No começo, orelhas de livros
Ênio começou a trabalhar em 1943 na Companhia Editora Nacional, por indicação de Monteiro Lobato, que era amigo de seu pai, Valdomiro Silveira. Redigia orelhas de livros, entre outras coisas. Gostou do trabalho e, em 1946, interrompeu o curso na Escola de Sociologia e Política de São Paulo para estudar editoração na Universidade Columbia, nos Estados Unidos. Lá, trabalhou como estagiário na Editora Alfred Knopf. E manteve contatos com o Partido Comunista Americano, consolidando sua opção política de esquerda.
Em 1951, assumiu a direção da Civilização Brasileira, que na época pertencia à Companhia Editora Nacional, cujo proprietário era Octalles Ferreira – de quem Ênio havia se tornado genro, pois casara com Cleo, filha de Octalles. A Civilização Brasileira já existia desde 1929, mas será partir da gestão de Ênio que se tornou uma grande editora, passando a editar as obras que seriam sua marca registrada: grandes nomes da literatura internacional (como James Joyce, Hemingway, Scott Fitzgerald, Herman Hesse e Aldous Huxley, entre muitos outros), autores nacionais de destaque (Celso Furtado, Antonio Callado, Stanislaw Ponte Preta) e obras referenciais de ciências humanas e atualidades (Marx, Lênin, Gramsci, Sartre, Adam Schaf, Roger Garaudy).

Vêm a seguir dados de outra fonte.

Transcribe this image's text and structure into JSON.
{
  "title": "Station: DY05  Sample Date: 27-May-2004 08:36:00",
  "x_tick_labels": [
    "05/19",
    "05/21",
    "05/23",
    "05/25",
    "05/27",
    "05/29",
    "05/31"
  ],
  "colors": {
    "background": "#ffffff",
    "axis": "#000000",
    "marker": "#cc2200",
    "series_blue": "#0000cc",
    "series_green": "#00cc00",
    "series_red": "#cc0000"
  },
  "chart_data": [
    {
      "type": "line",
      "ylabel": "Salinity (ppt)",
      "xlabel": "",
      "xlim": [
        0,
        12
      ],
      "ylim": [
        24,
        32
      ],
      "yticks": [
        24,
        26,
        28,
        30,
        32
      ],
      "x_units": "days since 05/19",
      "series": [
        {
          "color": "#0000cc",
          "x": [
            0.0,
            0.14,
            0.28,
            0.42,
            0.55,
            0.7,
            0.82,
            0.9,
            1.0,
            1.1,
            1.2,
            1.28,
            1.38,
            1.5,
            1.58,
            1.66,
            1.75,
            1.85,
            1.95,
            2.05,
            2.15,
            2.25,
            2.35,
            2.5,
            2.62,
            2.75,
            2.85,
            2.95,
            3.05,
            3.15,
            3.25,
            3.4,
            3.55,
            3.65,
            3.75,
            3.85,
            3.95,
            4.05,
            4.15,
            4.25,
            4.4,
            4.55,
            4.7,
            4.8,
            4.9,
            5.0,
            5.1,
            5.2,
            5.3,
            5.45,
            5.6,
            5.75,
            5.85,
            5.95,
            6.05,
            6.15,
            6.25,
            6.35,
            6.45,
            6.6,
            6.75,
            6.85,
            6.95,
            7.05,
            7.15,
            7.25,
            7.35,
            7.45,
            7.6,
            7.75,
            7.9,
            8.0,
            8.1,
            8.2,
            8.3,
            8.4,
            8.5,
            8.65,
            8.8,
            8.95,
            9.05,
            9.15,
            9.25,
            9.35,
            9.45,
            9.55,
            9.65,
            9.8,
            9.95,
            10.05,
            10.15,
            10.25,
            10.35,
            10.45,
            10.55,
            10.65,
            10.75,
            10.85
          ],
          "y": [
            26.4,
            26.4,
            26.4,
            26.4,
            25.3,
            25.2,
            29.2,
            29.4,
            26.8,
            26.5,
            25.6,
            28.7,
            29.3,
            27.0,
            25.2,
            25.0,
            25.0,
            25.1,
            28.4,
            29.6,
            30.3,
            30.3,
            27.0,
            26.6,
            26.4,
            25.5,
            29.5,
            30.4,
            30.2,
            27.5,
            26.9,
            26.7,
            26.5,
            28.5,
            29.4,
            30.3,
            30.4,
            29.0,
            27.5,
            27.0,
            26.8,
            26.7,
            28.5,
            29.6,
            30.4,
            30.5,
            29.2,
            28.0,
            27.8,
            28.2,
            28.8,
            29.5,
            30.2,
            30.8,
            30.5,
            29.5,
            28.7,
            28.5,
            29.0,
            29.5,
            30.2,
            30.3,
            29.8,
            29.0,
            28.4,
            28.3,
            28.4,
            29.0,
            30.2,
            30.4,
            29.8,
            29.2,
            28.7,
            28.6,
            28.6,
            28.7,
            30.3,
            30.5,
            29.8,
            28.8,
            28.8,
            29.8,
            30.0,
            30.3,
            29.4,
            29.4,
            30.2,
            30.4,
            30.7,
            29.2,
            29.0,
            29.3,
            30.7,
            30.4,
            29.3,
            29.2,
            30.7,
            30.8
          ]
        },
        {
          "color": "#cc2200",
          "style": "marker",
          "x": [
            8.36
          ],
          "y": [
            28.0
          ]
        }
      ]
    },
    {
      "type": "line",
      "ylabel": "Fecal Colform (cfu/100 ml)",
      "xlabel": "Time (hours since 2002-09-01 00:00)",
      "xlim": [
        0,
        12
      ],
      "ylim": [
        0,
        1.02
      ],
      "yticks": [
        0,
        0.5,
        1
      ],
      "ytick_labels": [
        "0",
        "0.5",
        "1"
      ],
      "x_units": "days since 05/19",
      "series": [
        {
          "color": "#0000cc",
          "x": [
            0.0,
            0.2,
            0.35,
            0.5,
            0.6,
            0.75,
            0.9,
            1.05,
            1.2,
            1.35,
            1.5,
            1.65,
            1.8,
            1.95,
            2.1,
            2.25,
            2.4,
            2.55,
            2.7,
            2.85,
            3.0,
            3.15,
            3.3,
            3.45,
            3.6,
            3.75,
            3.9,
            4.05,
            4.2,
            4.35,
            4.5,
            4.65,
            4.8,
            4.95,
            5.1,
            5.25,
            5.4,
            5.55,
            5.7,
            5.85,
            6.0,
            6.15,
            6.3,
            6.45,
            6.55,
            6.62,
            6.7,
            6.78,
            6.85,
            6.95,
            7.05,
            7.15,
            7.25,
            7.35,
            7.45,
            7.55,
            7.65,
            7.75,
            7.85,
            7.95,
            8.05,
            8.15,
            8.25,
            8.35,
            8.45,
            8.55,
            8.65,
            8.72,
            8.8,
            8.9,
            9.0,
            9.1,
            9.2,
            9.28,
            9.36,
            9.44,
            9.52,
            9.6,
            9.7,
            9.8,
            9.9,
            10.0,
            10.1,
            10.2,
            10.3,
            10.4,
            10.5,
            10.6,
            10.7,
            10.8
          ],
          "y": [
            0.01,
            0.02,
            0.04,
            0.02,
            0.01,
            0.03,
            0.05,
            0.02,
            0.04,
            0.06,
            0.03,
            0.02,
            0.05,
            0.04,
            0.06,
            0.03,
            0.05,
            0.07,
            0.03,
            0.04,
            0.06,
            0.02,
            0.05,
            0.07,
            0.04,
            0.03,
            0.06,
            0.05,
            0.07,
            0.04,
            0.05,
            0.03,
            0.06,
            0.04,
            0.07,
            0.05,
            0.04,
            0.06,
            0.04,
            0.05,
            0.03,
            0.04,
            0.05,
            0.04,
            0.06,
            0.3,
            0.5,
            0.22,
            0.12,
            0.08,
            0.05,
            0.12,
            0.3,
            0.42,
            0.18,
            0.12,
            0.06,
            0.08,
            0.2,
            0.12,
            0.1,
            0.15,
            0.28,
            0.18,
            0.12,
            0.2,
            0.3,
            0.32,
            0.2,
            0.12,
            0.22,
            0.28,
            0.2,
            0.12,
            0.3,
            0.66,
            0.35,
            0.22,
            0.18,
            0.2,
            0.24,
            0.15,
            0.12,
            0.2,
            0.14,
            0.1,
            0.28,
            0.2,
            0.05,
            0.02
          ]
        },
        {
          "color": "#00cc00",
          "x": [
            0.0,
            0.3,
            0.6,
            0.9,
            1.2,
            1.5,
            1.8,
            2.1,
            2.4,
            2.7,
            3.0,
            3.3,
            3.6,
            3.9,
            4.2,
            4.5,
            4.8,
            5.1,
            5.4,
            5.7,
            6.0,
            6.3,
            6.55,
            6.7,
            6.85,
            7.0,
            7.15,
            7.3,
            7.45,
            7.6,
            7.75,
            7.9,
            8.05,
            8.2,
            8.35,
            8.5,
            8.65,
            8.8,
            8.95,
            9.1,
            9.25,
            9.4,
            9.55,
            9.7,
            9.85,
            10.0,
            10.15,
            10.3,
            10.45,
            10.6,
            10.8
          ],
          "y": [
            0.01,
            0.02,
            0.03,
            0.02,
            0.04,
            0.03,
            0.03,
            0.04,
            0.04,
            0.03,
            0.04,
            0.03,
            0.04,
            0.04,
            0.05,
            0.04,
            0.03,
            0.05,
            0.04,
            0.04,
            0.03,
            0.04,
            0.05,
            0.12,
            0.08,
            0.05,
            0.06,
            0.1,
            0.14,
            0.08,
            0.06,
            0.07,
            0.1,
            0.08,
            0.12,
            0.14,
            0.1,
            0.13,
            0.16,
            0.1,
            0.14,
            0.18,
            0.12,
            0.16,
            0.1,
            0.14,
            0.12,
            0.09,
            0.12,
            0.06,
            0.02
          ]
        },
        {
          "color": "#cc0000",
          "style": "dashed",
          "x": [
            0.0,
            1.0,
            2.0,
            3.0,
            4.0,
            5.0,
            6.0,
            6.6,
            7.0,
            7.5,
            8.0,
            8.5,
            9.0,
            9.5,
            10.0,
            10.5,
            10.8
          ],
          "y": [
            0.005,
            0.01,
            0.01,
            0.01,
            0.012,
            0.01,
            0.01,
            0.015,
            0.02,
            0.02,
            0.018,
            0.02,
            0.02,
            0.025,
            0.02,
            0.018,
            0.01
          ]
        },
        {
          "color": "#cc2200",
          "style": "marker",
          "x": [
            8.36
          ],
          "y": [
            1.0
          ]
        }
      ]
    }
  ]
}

Ênio também inovou no aspecto estético dos livros, investindo em capas e projetos gráficos mais modernos e ousados, que estiveram sob a responsabilidade de Eugênio Hirsch e Marius Lauritzen Bern durante anos. O êxito representou o crescimento da editora, que no começo dos anos 1960 publicava cerca de 20 livros por mês, ou seja, quase um livro a cada dia útil.
Nesse período, Ênio já havia se tornado proprietário da Civilização Brasileira, pois comprara a parte antes pertencente a Octalles Ferreira.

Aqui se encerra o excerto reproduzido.